Photo: Jacques Nadeau
Parlons-en donc. Des travailleurs s'activent un peu partout, on aperçoit des écriteaux «Peinture fraîche» et, par-delà les gradins du côté est, une excavatrice déchire le silence avec, en fond de toile, les bâtiments du village olympique. Mais tout sera prêt pour le match inaugural face aux Whitecaps de Vancouver, le lundi 19 mai prochain en après-midi (c'est congé, il va sans dire, et ce sera précédé la veille d'une journée portes ouvertes et d'un match de célébrités). L'Impact, détenteur d'un dossier de deux victoires et deux défaites en saison 2008, en sera alors à sa septième rencontre de l'année, mais les papillons seront certes au rendez-vous pour un affrontement dans ce que Patrick Leduc appelle sans hésiter, lui qui a fait plusieurs fois le tour des terrains de la United Soccer League, «le plus beau stade de la ligue. On vient de hausser la barre pour tout le monde».
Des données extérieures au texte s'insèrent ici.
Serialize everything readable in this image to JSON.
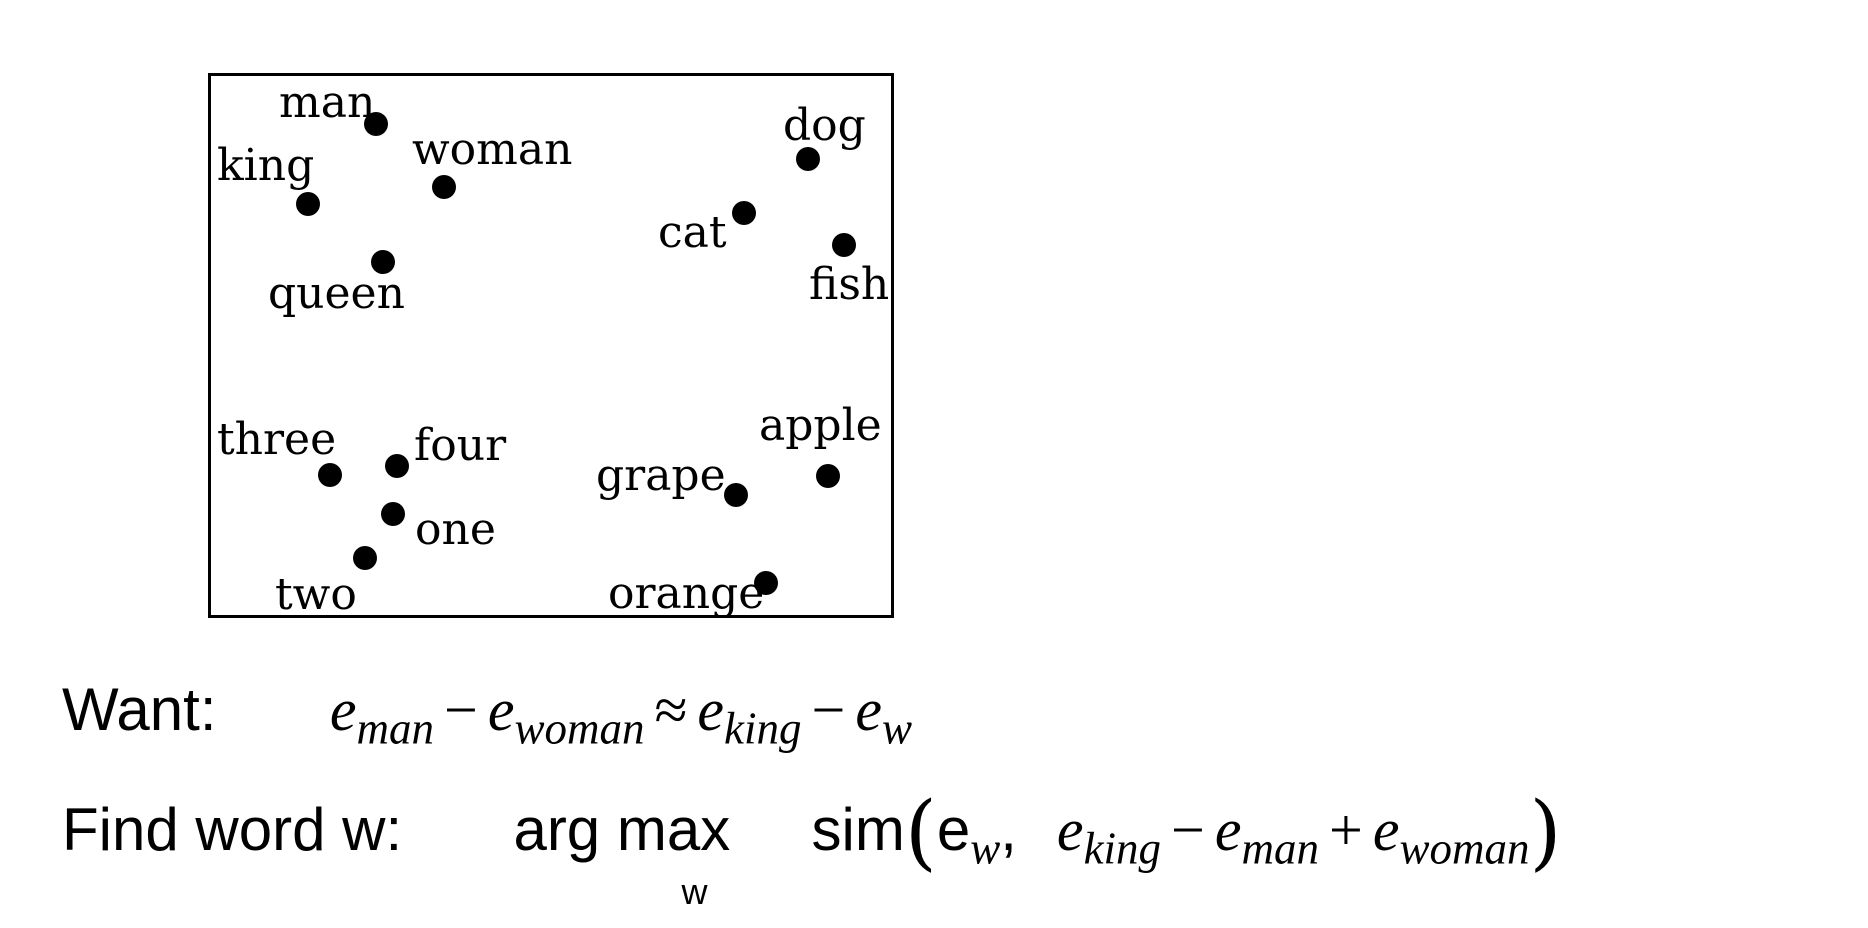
{
  "words": [
    {
      "label": "man"
    },
    {
      "label": "king"
    },
    {
      "label": "woman"
    },
    {
      "label": "queen"
    },
    {
      "label": "dog"
    },
    {
      "label": "cat"
    },
    {
      "label": "fish"
    },
    {
      "label": "three"
    },
    {
      "label": "four"
    },
    {
      "label": "one"
    },
    {
      "label": "two"
    },
    {
      "label": "apple"
    },
    {
      "label": "grape"
    },
    {
      "label": "orange"
    }
  ],
  "want_label": "Want:",
  "want_formula": {
    "e": "e",
    "sub_man": "man",
    "minus": "−",
    "sub_woman": "woman",
    "approx": "≈",
    "sub_king": "king",
    "sub_w": "w"
  },
  "find_label": "Find word w:",
  "find_formula": {
    "arg": "arg",
    "max": "max",
    "max_sub": "w",
    "sim": "sim",
    "open_paren": "(",
    "close_paren": ")",
    "e_upright": "e",
    "sub_w": "w",
    "comma": ",",
    "sub_king": "king",
    "sub_man": "man",
    "sub_woman": "woman",
    "minus": "−",
    "plus": "+"
  }
}
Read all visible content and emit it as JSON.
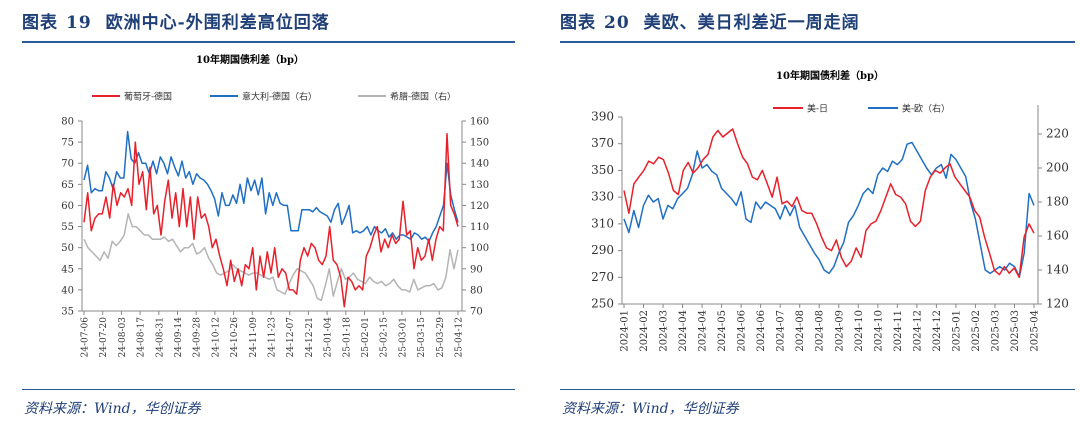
{
  "figures": [
    {
      "label": "图表",
      "number": "19",
      "title": "欧洲中心-外围利差高位回落",
      "source": "资料来源：Wind，华创证券"
    },
    {
      "label": "图表",
      "number": "20",
      "title": "美欧、美日利差近一周走阔",
      "source": "资料来源：Wind，华创证券"
    }
  ],
  "chart_data": [
    {
      "type": "line",
      "title": "10年期国债利差（bp）",
      "legend_position": "top",
      "x_tick_labels": [
        "24-07-06",
        "24-07-20",
        "24-08-03",
        "24-08-17",
        "24-08-31",
        "24-09-14",
        "24-09-28",
        "24-10-12",
        "24-10-26",
        "24-11-09",
        "24-11-23",
        "24-12-07",
        "24-12-21",
        "25-01-04",
        "25-01-18",
        "25-02-01",
        "25-02-15",
        "25-03-01",
        "25-03-15",
        "25-03-29",
        "25-04-12"
      ],
      "ylim_left": [
        35,
        80
      ],
      "yticks_left": [
        35,
        40,
        45,
        50,
        55,
        60,
        65,
        70,
        75,
        80
      ],
      "ylim_right": [
        70,
        160
      ],
      "yticks_right": [
        70,
        80,
        90,
        100,
        110,
        120,
        130,
        140,
        150,
        160
      ],
      "grid": false,
      "series": [
        {
          "name": "葡萄牙-德国",
          "axis": "left",
          "color": "#e8202a",
          "values": [
            56,
            63,
            54,
            57,
            58,
            58,
            62,
            57,
            65,
            60,
            63,
            62,
            64,
            60,
            75,
            65,
            68,
            59,
            69,
            58,
            60,
            53,
            61,
            66,
            57,
            63,
            55,
            64,
            55,
            62,
            52,
            62,
            57,
            58,
            55,
            50,
            52,
            48,
            45,
            41,
            47,
            42,
            45,
            41,
            46,
            45,
            50,
            40,
            48,
            43,
            49,
            44,
            50,
            43,
            45,
            44,
            40,
            40,
            39,
            47,
            50,
            48,
            51,
            50,
            47,
            46,
            48,
            55,
            47,
            46,
            43,
            36,
            43,
            42,
            40,
            41,
            40,
            48,
            50,
            53,
            55,
            49,
            52,
            50,
            53,
            51,
            52,
            61,
            53,
            54,
            45,
            50,
            47,
            48,
            52,
            47,
            52,
            55,
            54,
            77,
            60,
            58,
            55
          ]
        },
        {
          "name": "意大利-德国（右）",
          "axis": "right",
          "color": "#1f6fc5",
          "values": [
            132,
            139,
            126,
            128,
            127,
            127,
            136,
            133,
            128,
            136,
            133,
            133,
            155,
            142,
            140,
            145,
            140,
            140,
            135,
            141,
            135,
            143,
            140,
            135,
            143,
            138,
            134,
            141,
            133,
            136,
            130,
            135,
            133,
            132,
            130,
            127,
            123,
            115,
            126,
            120,
            120,
            125,
            121,
            130,
            121,
            133,
            127,
            132,
            125,
            133,
            116,
            126,
            120,
            126,
            121,
            120,
            120,
            108,
            108,
            108,
            118,
            118,
            118,
            117,
            119,
            117,
            116,
            115,
            112,
            118,
            121,
            111,
            115,
            120,
            107,
            108,
            107,
            108,
            110,
            106,
            110,
            108,
            107,
            109,
            105,
            107,
            104,
            106,
            106,
            105,
            104,
            107,
            106,
            104,
            105,
            103,
            107,
            110,
            115,
            120,
            140,
            125,
            118,
            112
          ]
        },
        {
          "name": "希腊-德国（右）",
          "axis": "right",
          "color": "#b4b4b4",
          "values": [
            104,
            100,
            98,
            96,
            94,
            98,
            95,
            103,
            101,
            103,
            106,
            116,
            110,
            110,
            108,
            106,
            106,
            104,
            104,
            104,
            105,
            103,
            104,
            101,
            98,
            100,
            100,
            102,
            97,
            98,
            100,
            95,
            92,
            88,
            87,
            88,
            89,
            92,
            90,
            89,
            88,
            87,
            88,
            88,
            87,
            86,
            85,
            86,
            80,
            79,
            78,
            83,
            87,
            90,
            89,
            88,
            85,
            82,
            76,
            75,
            82,
            90,
            77,
            84,
            90,
            85,
            86,
            88,
            85,
            84,
            83,
            86,
            84,
            83,
            84,
            82,
            83,
            85,
            82,
            80,
            80,
            79,
            85,
            80,
            81,
            82,
            82,
            83,
            80,
            81,
            86,
            99,
            90,
            99
          ]
        }
      ]
    },
    {
      "type": "line",
      "title": "10年期国债利差（bp）",
      "legend_position": "top",
      "x_tick_labels": [
        "2024-01",
        "2024-02",
        "2024-03",
        "2024-04",
        "2024-04",
        "2024-05",
        "2024-06",
        "2024-06",
        "2024-07",
        "2024-08",
        "2024-08",
        "2024-09",
        "2024-10",
        "2024-10",
        "2024-11",
        "2024-12",
        "2024-12",
        "2025-01",
        "2025-02",
        "2025-03",
        "2025-03",
        "2025-04"
      ],
      "ylim_left": [
        250,
        390
      ],
      "yticks_left": [
        250,
        270,
        290,
        310,
        330,
        350,
        370,
        390
      ],
      "ylim_right": [
        120,
        230
      ],
      "yticks_right": [
        120,
        140,
        160,
        180,
        200,
        220
      ],
      "grid": false,
      "series": [
        {
          "name": "美-日",
          "axis": "left",
          "color": "#e8202a",
          "values": [
            335,
            318,
            340,
            345,
            350,
            357,
            355,
            360,
            358,
            348,
            335,
            332,
            350,
            356,
            348,
            352,
            358,
            362,
            375,
            380,
            375,
            378,
            381,
            370,
            360,
            355,
            345,
            343,
            350,
            340,
            330,
            345,
            325,
            327,
            323,
            330,
            320,
            318,
            318,
            310,
            300,
            292,
            290,
            298,
            285,
            278,
            282,
            292,
            285,
            305,
            310,
            312,
            320,
            330,
            340,
            332,
            330,
            325,
            312,
            308,
            312,
            335,
            345,
            350,
            348,
            352,
            355,
            345,
            340,
            335,
            330,
            320,
            315,
            300,
            288,
            275,
            272,
            278,
            273,
            277,
            270,
            300,
            310,
            303
          ]
        },
        {
          "name": "美-欧（右）",
          "axis": "right",
          "color": "#1f6fc5",
          "values": [
            170,
            162,
            175,
            165,
            178,
            184,
            180,
            182,
            170,
            178,
            176,
            182,
            185,
            188,
            196,
            210,
            200,
            202,
            198,
            196,
            188,
            185,
            182,
            178,
            186,
            170,
            168,
            180,
            176,
            180,
            178,
            176,
            170,
            178,
            172,
            178,
            165,
            160,
            155,
            150,
            146,
            140,
            138,
            142,
            150,
            156,
            168,
            172,
            178,
            185,
            188,
            185,
            196,
            200,
            198,
            204,
            202,
            205,
            214,
            215,
            210,
            205,
            200,
            196,
            200,
            202,
            194,
            208,
            205,
            200,
            195,
            180,
            170,
            155,
            140,
            138,
            140,
            142,
            140,
            144,
            142,
            136,
            150,
            185,
            178
          ]
        }
      ]
    }
  ]
}
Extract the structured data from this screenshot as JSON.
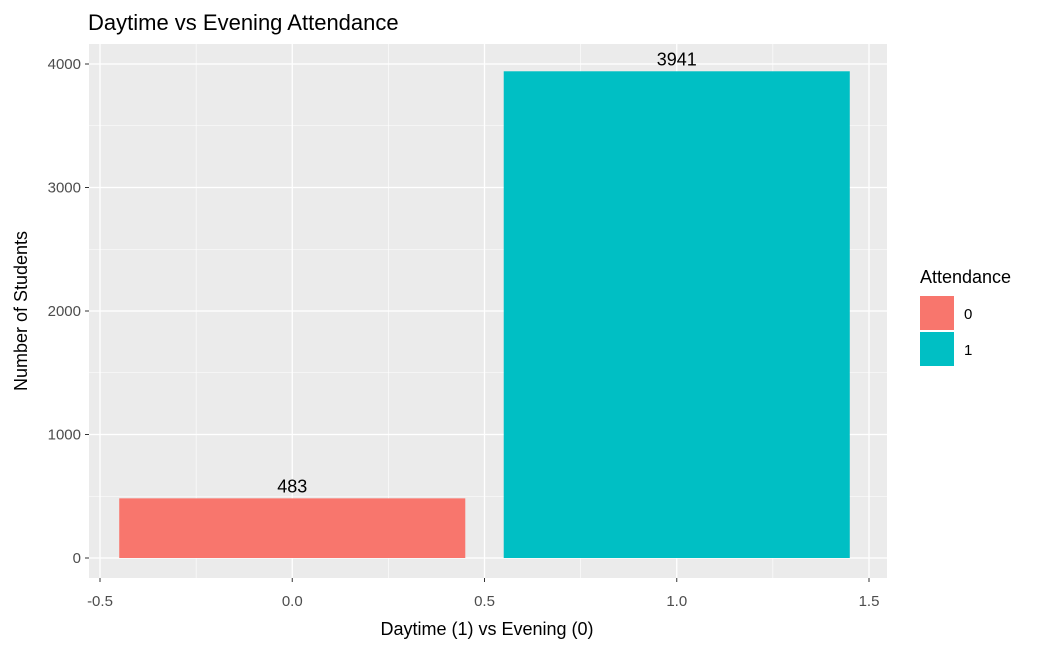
{
  "chart_data": {
    "type": "bar",
    "title": "Daytime vs Evening Attendance",
    "xlabel": "Daytime (1) vs Evening (0)",
    "ylabel": "Number of Students",
    "xlim": [
      -0.5,
      1.5
    ],
    "ylim": [
      0,
      4000
    ],
    "x_ticks": [
      "-0.5",
      "0.0",
      "0.5",
      "1.0",
      "1.5"
    ],
    "y_ticks": [
      "0",
      "1000",
      "2000",
      "3000",
      "4000"
    ],
    "bar_width": 0.9,
    "grid": true,
    "legend": {
      "title": "Attendance",
      "position": "right",
      "entries": [
        {
          "label": "0",
          "color": "#F8766D"
        },
        {
          "label": "1",
          "color": "#00BFC4"
        }
      ]
    },
    "series": [
      {
        "name": "0",
        "x": 0,
        "value": 483,
        "label": "483",
        "color": "#F8766D"
      },
      {
        "name": "1",
        "x": 1,
        "value": 3941,
        "label": "3941",
        "color": "#00BFC4"
      }
    ]
  }
}
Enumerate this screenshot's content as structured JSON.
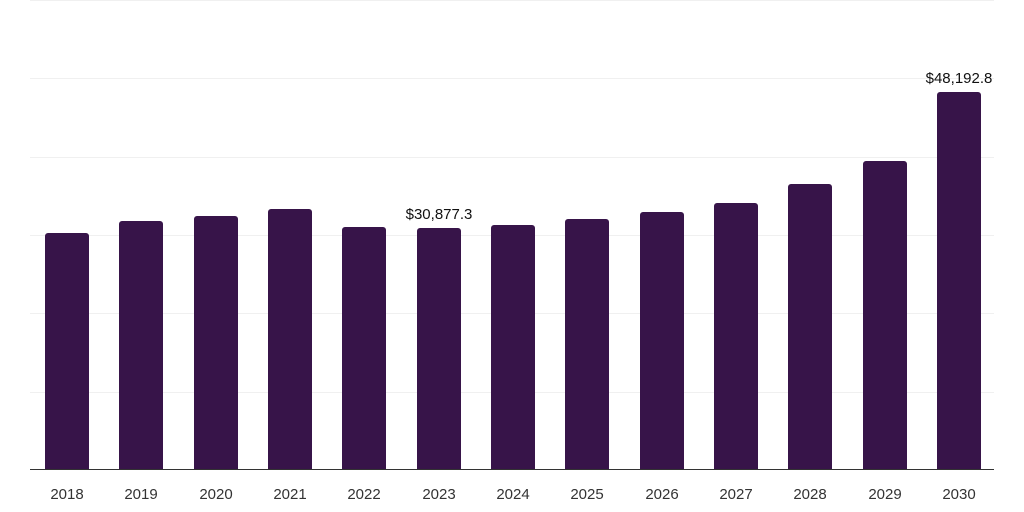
{
  "chart_data": {
    "type": "bar",
    "title": "",
    "xlabel": "",
    "ylabel": "",
    "categories": [
      "2018",
      "2019",
      "2020",
      "2021",
      "2022",
      "2023",
      "2024",
      "2025",
      "2026",
      "2027",
      "2028",
      "2029",
      "2030"
    ],
    "values": [
      30290,
      31820,
      32460,
      33360,
      31060,
      30877.3,
      31310,
      32080,
      32970,
      34120,
      36550,
      39490,
      48192.8
    ],
    "data_labels": [
      {
        "category": "2023",
        "text": "$30,877.3"
      },
      {
        "category": "2030",
        "text": "$48,192.8"
      }
    ],
    "ylim": [
      0,
      60000
    ],
    "gridlines": [
      0,
      10000,
      20000,
      30000,
      40000,
      50000,
      60000
    ],
    "grid": true,
    "legend": null,
    "bar_color": "#371449"
  }
}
Le stade Saputo est situé aux confins du parc olympique, lui qu'on voyait à l'origine dans le Technoparc, une idée qui fort heureusement n'a pas été retenue. Trois sections de gradins, de part et d'autre du terrain et à l'extrémité est, où on pourra se procurer des tickets encore moins chers que les autres qui ne sont déjà pas chers, comme le souligne le vice-président de l'équipe, Richard Legendre, qui s'est déjà fait la main en matière d'administration sportive en dirigeant les Internationaux de tennis du Canada pendant plusieurs années. Les sièges, qui s'annoncent hautement plus confortables que les banquettes collectives du centre Claude-Robillard -- où l'Impact jouait depuis sa fondation, en 1993 --, ont été peints en trois teintes de bleu alors que du côté sud on a ajouté du blanc et du noir afin de former un logo de l'Impact format géant. À l'est, une terrasse, derrière laquelle se profile l'autre stade, l'immense, l'immensément coûteux, dont le mât sert davantage de panorama aux spectateurs qu'il porte ombrage à la structure à échelle humaine qui le côtoie désormais.
À cet endroit pourra d'ailleurs s'élever une nouvelle série de gradins si Montréal obtient une franchise du gros circuit de soccer nord-américain, Major League Soccer. «Nous avons tenu des pourparlers avec le groupe de George Gillett [pour l'administration d'une franchise montréalaise], et nous avons informé les autorités de MLS de notre intérêt, a dit à ce sujet Joey Saputo. La balle est maintenant dans leur camp.» Peut-être verra-t-on David Beckham de passage à Montréal un jour pas si lointain...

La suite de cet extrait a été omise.